Other players pointed out that Martinez had missed so much of the season, and that he had fared so poorly when he did pitch, that the team is accustomed to winning with limited contributions from him. Since he won his five April starts, the Mets have lost 12 of his 18 starts.
"Although we'd love to have him, we feel we still have enough," Randolph said.
The manager mentioned other starters "have kept us afloat" and included Trachsel, John Maine and even Oliver Perez in that grouping. Randolph acknowledged Perez still might be on the postseason roster, supporting a whispered concern that developed in the clubhouse when Perez remained in the rotation through last weekend. Players were a tad miffed that Perez, erratic and not too successful, had a chance to pitch in postseason and that Trachsel, the team's leading winner, had been told nothing.
Some Mets believe Martinez's absence may not be so harmful.
"As much as this is not welcome news, now we know where we're at," Glavine said.
After learning of Martinez' prognosis, Glavine repeated what he had said prior to the game.
"I don't want to beat a dead horse," he said, unaware of his unintended play on words.
Martinez was brought to the Mets last year to lead them to the postseason, to be the horse in the rotation. Now his season is dead, just as the team prepares for the franchise's first postseason appearance since 2000. No pun intended.
"We've had a little bit of a cloud of uncertainty, so to speak, coming into [Wednesday], wondering, 'Is he was healthy?
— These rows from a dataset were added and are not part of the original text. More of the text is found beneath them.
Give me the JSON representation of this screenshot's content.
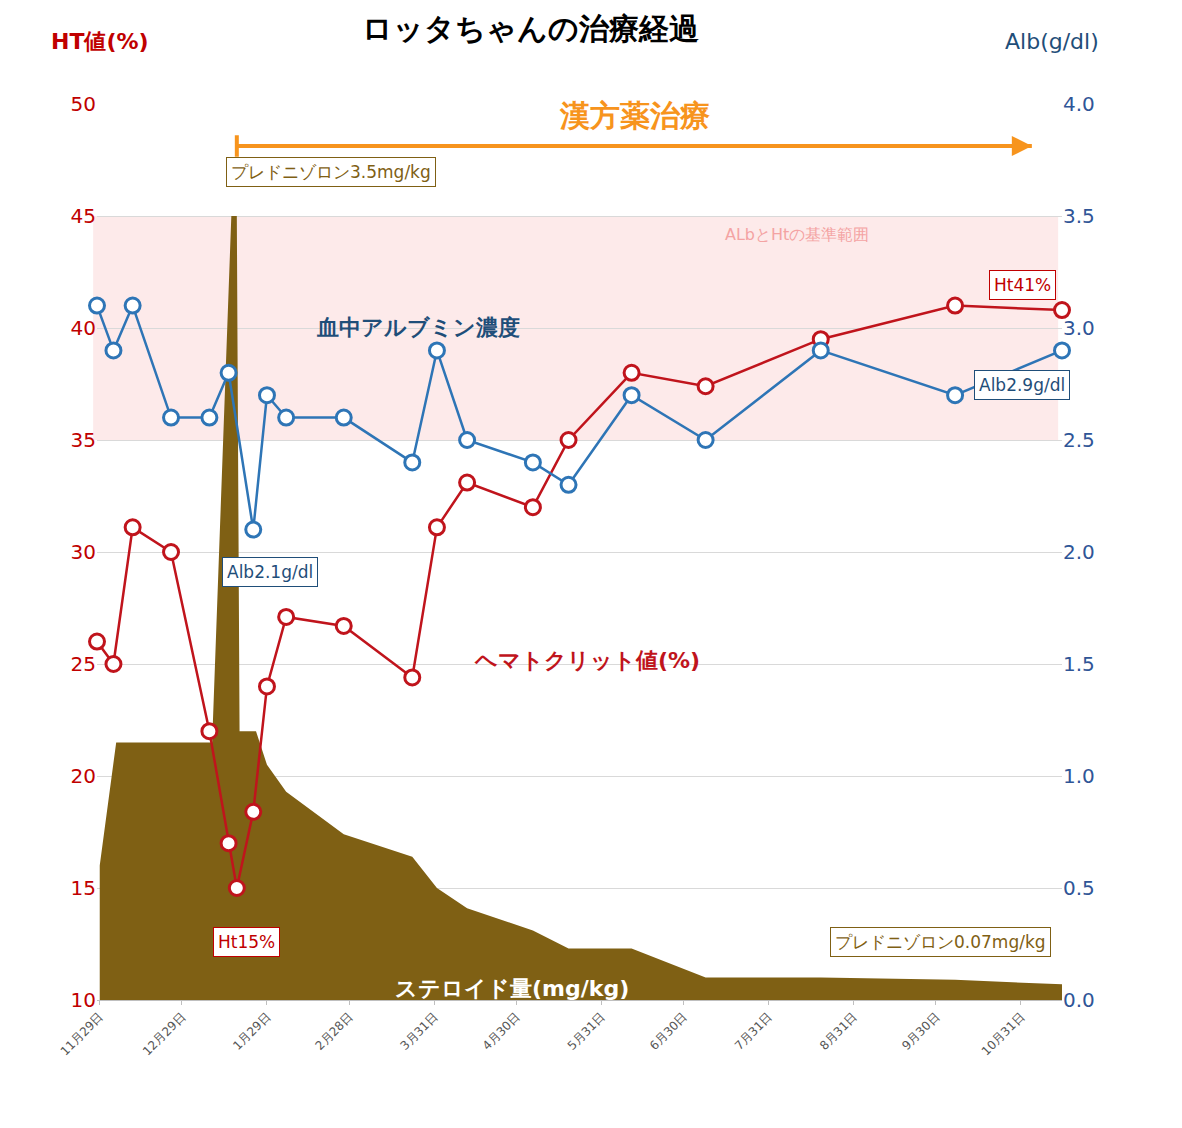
{
  "chart_data": {
    "type": "line",
    "title": "ロッタちゃんの治療経過",
    "y_label": "HT値(%)",
    "y2_label": "Alb(g/dl)",
    "xlim": [
      -1,
      351
    ],
    "xticks": [
      {
        "value": 0,
        "label": "11月29日"
      },
      {
        "value": 30,
        "label": "12月29日"
      },
      {
        "value": 61,
        "label": "1月29日"
      },
      {
        "value": 91,
        "label": "2月28日"
      },
      {
        "value": 122,
        "label": "3月31日"
      },
      {
        "value": 152,
        "label": "4月30日"
      },
      {
        "value": 183,
        "label": "5月31日"
      },
      {
        "value": 213,
        "label": "6月30日"
      },
      {
        "value": 244,
        "label": "7月31日"
      },
      {
        "value": 275,
        "label": "8月31日"
      },
      {
        "value": 305,
        "label": "9月30日"
      },
      {
        "value": 336,
        "label": "10月31日"
      }
    ],
    "ylim": [
      10,
      50
    ],
    "yticks": [
      10,
      15,
      20,
      25,
      30,
      35,
      40,
      45,
      50
    ],
    "y2lim": [
      0,
      4
    ],
    "y2ticks": [
      {
        "value": 0,
        "label": "0.0"
      },
      0.5,
      {
        "value": 1,
        "label": "1.0"
      },
      1.5,
      {
        "value": 2,
        "label": "2.0"
      },
      2.5,
      {
        "value": 3,
        "label": "3.0"
      },
      3.5,
      {
        "value": 4,
        "label": "4.0"
      }
    ],
    "grid": true,
    "series": [
      {
        "name": "ステロイド量(mg/kg)",
        "type": "area",
        "axis": "y2",
        "color": "#7f6014",
        "x": [
          0,
          6,
          41,
          48,
          50,
          51,
          57,
          61,
          68,
          89,
          114,
          123,
          134,
          158,
          171,
          194,
          221,
          263,
          312,
          351
        ],
        "values": [
          0.6,
          1.15,
          1.15,
          3.5,
          3.5,
          1.2,
          1.2,
          1.05,
          0.93,
          0.74,
          0.64,
          0.5,
          0.41,
          0.31,
          0.23,
          0.23,
          0.1,
          0.1,
          0.09,
          0.07
        ]
      },
      {
        "name": "ヘマトクリット値(%)",
        "type": "line",
        "axis": "y",
        "color": "#c0141c",
        "marker": "circle",
        "x": [
          -1,
          5,
          12,
          26,
          40,
          47,
          50,
          56,
          61,
          68,
          89,
          114,
          123,
          134,
          158,
          171,
          194,
          221,
          263,
          312,
          351
        ],
        "values": [
          26.0,
          25.0,
          31.1,
          30.0,
          22.0,
          17.0,
          15.0,
          18.4,
          24.0,
          27.1,
          26.7,
          24.4,
          31.1,
          33.1,
          32.0,
          35.0,
          38.0,
          37.4,
          39.5,
          41.0,
          40.8
        ]
      },
      {
        "name": "血中アルブミン濃度",
        "type": "line",
        "axis": "y2",
        "color": "#2e75b6",
        "marker": "circle",
        "x": [
          -1,
          5,
          12,
          26,
          40,
          47,
          56,
          61,
          68,
          89,
          114,
          123,
          134,
          158,
          171,
          194,
          221,
          263,
          312,
          351
        ],
        "values": [
          3.1,
          2.9,
          3.1,
          2.6,
          2.6,
          2.8,
          2.1,
          2.7,
          2.6,
          2.6,
          2.4,
          2.9,
          2.5,
          2.4,
          2.3,
          2.7,
          2.5,
          2.9,
          2.7,
          2.9
        ]
      }
    ],
    "reference_range": {
      "label": "ALbとHtの基準範囲",
      "y": [
        35,
        45
      ]
    },
    "treatment": {
      "label": "漢方薬治療",
      "x": [
        50,
        340
      ]
    },
    "annotations": [
      "プレドニゾロン3.5mg/kg",
      "Alb2.1g/dl",
      "Ht15%",
      "プレドニゾロン0.07mg/kg",
      "Alb2.9g/dl",
      "Ht41%"
    ]
  }
}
Isn't he healthy? What's our rotation going to be? Who's pitching? Who's not pitching?'" Glavine said. "A lot of that stuff goes away now, and we can start focusing."
It was suggested that Martinez's absence would not have great impact on the team dynamic because his interaction with teammates is quite limited. He seldom socializes with teammates. And there was even a silver lining to it, indicated by one player's urging of another to dress more quickly Thursday night as the Mets prepared for the bus-plane-bus trip to Washington, D.C.
"Hurry up," he said. "With Petey gone, the bus will leave on time."
Randolph and Minaya indicated that carrying three catchers on the postseason roster now is likely, so it appears outfielder Michael Tucker and third-string catcher Mike DiFelice will be on the roster along with backup backstop Ramon Castro, and that Lastings Milledge, Ricky Ledee and Anderson Hernandez will not.
Marty Noble is a reporter for MLB.com. This story was not subject to the approval of Major League Baseball or its clubs.